Throughout the world, events are designed to provoke thought and discussion. so I think a little attention on men may be warranted this week. Over the last 5 years I have seen a greater male clientele who have taken action about their health and have ultimately, improved and reversed illness and disease.
- Adam 46- "Fatigue and tired" weight loss down by 7kg in 2months no more fatigue and tiredness
- Peter 46- Fit cyclist with high cholesterol (over 7mmol) and Triglycerides (8.8mmol), now down to 4.9mmol and 1.7mmol respectively, no medications needed through adopting a heart health proactive diet. Doctor was shocked.
- Jim 49- borderline blood glucose and cholesterol, weight gain and ill health, now weight loss 19kg, and all results normal
- Gabe 27 - IBS and fatigue, now feeling much more improved
- Noah - 17 - for performance and energy, now feeling feeling unstoppable in his game
- Peter - asthma, hay fever, gut heat, now resolved no more Ventolin or clarentine/ zertek
- Mark 49 cyclist/ runner athlete, achieving PB through diet
As a consulting dietitian, understanding that the best way to improve mens health is to work closely with them to achieve full control of their health. The motivations are very different for most people, from reversing heart disease, losing weight to improve endurance and longevity in sport.
Mens Health Week has gained traction, with organisations and community groups across the world celebrating the contributions men and boys make to our society.
In Australia, Men’s Health Week provides a platform for challenging and debating key issues in men’s health and to raise the profile of men, their health outcomes and health needs around the country each June. Our approach celebrates the strengths of men, the contributions they make, and the important roles they play in society.
Eating healthy combined with regular exercise, is the key to healthy weight management for men. Choosing a nourishing diet, calorie-controlled diet helps men look — and feel — their best.
In Australia between ages 45–54, overweight or obesity is at peak which is increasing their risk for heart disease and diabetes. Making it a point to meet men's daily nutrition requirements may help maintain a healthier weight and reducing the risk of other health conditions that come with carrying excess body weight is essential.

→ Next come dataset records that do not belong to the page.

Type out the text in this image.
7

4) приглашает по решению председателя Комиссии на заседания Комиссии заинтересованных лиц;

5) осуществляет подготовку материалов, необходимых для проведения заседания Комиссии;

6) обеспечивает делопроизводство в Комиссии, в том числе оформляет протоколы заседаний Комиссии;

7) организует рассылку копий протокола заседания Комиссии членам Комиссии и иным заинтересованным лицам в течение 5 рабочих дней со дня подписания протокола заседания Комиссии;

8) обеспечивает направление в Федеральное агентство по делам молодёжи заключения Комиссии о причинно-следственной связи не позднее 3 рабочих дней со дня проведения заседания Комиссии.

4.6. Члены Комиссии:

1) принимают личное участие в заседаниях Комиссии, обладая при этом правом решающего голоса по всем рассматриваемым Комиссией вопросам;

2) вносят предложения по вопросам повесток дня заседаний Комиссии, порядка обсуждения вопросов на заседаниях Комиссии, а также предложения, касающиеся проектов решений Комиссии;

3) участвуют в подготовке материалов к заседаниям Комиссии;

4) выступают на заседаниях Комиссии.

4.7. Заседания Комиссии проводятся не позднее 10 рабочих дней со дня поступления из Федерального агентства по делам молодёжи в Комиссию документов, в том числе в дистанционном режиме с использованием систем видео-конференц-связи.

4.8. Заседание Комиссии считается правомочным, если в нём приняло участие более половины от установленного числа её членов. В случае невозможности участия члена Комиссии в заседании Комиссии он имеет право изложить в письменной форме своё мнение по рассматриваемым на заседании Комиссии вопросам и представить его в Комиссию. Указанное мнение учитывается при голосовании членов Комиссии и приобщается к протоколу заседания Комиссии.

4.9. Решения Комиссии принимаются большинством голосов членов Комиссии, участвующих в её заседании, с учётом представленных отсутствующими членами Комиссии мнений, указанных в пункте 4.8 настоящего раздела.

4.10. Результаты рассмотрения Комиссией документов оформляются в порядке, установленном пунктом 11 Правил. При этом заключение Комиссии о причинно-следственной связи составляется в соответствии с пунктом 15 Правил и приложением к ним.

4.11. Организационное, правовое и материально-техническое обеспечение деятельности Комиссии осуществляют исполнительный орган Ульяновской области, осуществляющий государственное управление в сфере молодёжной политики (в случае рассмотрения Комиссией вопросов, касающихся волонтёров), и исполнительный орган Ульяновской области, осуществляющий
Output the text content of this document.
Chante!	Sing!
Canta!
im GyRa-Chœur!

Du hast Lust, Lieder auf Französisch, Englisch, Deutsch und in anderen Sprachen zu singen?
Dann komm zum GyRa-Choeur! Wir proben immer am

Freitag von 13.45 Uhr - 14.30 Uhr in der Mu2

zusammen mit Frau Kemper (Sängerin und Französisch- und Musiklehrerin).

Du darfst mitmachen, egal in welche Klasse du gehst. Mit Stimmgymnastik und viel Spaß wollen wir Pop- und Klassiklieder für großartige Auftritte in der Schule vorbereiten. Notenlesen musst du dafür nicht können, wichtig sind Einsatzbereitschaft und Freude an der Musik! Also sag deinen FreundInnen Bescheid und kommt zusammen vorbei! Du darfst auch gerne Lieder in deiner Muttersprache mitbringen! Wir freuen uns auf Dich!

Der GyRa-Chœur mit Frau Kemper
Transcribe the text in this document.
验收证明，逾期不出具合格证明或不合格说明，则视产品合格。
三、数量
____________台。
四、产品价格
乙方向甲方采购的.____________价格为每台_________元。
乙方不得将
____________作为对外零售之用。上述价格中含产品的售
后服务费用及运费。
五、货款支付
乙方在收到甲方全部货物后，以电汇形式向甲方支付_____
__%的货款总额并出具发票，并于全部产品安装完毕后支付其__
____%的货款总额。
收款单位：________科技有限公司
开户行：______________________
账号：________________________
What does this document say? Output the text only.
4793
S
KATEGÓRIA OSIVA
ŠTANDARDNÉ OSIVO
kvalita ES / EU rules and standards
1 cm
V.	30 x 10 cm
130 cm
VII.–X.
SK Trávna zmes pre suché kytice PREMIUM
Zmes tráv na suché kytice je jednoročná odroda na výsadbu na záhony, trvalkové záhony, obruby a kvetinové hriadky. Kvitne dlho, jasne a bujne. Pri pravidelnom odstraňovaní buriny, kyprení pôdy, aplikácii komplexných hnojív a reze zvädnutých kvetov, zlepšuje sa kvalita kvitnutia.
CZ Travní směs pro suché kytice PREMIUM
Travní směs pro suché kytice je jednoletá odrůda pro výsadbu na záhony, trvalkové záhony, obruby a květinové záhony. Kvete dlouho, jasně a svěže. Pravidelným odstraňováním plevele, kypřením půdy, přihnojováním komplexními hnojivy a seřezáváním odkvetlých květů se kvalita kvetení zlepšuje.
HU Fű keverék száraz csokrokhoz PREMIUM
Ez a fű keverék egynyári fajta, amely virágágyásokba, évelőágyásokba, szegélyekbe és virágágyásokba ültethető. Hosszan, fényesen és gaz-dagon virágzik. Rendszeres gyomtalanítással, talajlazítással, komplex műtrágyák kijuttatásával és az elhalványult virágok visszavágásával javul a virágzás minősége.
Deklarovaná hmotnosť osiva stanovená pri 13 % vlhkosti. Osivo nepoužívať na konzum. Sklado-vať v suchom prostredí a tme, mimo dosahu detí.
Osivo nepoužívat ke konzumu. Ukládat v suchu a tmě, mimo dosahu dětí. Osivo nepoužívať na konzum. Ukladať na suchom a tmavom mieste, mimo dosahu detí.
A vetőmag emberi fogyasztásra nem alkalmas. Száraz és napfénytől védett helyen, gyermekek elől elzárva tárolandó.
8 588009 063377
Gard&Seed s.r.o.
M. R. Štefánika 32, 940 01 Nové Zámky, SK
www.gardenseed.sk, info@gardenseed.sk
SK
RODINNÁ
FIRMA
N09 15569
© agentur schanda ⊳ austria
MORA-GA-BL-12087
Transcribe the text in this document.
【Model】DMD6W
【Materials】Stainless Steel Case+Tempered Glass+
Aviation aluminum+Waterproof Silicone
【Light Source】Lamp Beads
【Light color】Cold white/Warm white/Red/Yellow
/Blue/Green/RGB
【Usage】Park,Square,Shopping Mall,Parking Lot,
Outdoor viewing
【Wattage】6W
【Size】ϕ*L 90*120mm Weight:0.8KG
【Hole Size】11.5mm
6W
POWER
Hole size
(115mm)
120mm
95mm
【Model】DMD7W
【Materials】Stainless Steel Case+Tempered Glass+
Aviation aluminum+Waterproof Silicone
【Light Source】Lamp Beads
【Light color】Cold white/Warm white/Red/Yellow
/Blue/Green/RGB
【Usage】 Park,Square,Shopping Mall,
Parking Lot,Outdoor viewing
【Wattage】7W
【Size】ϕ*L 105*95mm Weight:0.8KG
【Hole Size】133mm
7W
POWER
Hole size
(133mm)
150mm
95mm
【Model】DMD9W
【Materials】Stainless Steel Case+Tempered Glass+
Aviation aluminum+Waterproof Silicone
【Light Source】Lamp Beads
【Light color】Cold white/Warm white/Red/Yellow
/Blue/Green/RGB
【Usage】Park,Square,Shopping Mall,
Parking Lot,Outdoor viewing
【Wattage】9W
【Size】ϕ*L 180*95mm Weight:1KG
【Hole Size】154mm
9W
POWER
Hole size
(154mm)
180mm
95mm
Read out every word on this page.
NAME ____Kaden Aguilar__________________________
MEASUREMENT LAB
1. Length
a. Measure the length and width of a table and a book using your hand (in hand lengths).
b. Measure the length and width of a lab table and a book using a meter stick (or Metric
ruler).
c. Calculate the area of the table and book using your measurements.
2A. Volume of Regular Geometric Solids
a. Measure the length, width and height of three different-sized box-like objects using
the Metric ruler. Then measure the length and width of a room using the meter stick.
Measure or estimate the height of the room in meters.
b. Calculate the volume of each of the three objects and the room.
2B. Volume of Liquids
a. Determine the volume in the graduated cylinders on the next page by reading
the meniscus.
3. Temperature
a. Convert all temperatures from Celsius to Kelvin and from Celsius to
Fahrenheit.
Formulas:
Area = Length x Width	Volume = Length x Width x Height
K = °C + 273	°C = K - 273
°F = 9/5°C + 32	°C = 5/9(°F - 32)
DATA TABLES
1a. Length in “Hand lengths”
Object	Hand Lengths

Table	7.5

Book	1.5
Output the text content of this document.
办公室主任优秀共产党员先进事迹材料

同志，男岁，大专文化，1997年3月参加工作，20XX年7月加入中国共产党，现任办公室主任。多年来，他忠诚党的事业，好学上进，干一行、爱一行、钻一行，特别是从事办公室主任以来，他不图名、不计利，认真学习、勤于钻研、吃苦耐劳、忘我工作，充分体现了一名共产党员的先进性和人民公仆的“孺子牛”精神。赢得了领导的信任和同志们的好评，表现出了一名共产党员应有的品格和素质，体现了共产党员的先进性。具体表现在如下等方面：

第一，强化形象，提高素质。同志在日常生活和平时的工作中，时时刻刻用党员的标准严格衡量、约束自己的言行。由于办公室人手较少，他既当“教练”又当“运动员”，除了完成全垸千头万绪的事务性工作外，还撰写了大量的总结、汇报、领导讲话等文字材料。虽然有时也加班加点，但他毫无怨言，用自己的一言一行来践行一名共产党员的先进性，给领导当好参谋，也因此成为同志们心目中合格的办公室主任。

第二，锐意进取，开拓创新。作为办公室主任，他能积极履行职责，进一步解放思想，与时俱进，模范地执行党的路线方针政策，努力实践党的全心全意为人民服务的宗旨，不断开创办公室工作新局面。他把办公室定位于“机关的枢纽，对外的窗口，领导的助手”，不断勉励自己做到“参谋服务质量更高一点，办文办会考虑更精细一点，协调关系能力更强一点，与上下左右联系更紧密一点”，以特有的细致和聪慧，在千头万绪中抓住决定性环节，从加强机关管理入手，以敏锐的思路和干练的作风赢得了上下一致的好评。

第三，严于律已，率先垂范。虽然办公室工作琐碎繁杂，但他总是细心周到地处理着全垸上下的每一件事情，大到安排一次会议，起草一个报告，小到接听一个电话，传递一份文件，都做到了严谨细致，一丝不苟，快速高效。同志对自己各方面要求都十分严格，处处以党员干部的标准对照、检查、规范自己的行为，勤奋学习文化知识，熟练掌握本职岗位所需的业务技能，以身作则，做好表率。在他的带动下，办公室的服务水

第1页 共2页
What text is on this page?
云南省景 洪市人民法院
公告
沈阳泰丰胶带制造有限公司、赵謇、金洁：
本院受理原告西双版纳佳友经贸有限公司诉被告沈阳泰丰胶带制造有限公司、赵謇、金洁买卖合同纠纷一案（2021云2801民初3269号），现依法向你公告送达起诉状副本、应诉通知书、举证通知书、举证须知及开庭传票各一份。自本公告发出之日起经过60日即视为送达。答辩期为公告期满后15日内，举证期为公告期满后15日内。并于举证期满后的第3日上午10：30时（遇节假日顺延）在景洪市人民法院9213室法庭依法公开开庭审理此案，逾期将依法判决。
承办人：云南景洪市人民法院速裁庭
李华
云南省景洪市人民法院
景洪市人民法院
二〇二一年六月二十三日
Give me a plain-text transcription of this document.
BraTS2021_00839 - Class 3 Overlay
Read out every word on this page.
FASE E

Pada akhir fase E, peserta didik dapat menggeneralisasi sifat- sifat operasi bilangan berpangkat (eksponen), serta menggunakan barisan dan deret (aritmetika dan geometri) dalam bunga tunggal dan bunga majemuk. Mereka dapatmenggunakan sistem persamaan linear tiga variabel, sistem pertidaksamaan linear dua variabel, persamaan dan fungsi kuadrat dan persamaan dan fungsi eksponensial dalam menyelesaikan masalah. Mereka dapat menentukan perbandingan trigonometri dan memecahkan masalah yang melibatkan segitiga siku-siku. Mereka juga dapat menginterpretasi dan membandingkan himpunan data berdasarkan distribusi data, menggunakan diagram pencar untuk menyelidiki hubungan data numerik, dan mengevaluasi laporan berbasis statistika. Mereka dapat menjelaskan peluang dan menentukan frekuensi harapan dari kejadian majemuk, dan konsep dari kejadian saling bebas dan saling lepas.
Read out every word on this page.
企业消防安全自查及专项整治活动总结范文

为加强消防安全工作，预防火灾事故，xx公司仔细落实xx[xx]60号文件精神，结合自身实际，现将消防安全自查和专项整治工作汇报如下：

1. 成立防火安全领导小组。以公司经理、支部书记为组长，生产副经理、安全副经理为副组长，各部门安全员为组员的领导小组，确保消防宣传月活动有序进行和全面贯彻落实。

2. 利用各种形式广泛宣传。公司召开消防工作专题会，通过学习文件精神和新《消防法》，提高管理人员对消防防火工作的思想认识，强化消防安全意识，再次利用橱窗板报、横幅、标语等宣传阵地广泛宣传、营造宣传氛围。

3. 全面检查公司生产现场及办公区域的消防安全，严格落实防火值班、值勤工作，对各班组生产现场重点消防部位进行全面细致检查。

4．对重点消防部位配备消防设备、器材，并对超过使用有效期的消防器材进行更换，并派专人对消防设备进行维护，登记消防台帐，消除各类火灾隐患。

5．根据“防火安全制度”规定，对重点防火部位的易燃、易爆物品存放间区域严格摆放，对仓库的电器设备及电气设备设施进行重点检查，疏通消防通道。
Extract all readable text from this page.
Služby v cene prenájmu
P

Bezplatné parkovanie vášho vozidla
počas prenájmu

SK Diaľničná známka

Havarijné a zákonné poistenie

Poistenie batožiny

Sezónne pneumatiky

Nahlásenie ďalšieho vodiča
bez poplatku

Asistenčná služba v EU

As a general rule, most men require 2,000 to 3,000 calories a day to maintain healthy weights, and a 500 calorie deficit per day to achieve a weight loss per week!
The protein needs of men are generally based on their body weights and activity levels. The recommended dietary allowance, is 1g of protein per kg body weight… this is bare minimum, with the aim of 1.4-1.6g per kg for the active, Healthy, protein-rich options include egg whites; lean red meats; skinless poultry; low-fat dairy foods, such as cottage cheese; legumes; nuts; and seeds.
Men should obtain 45 percent to 65 percent of their calorie intake from carbohydrates, and 20 percent to 35 percent from dietary fat, his means men who eat 2,500 calories a day should aim for 281 to 406 grams of carbohydrates and 56 to 97 grams of fat — since carbohydrates contain 4 calories per gram and fat provides 9 calories in each gram.
Nutritious, low GI carbohydrate-containing foods are vegetables, fruits, whole grains, low-fat milk, legumes, nuts and seeds. Healthy fats are found in plant-based oils, fish oil, nuts, seeds, nut butters, olives and avocados.
Overall, a well designed plan to fit mens health goals is an essential part of making changes that are liveable and long term.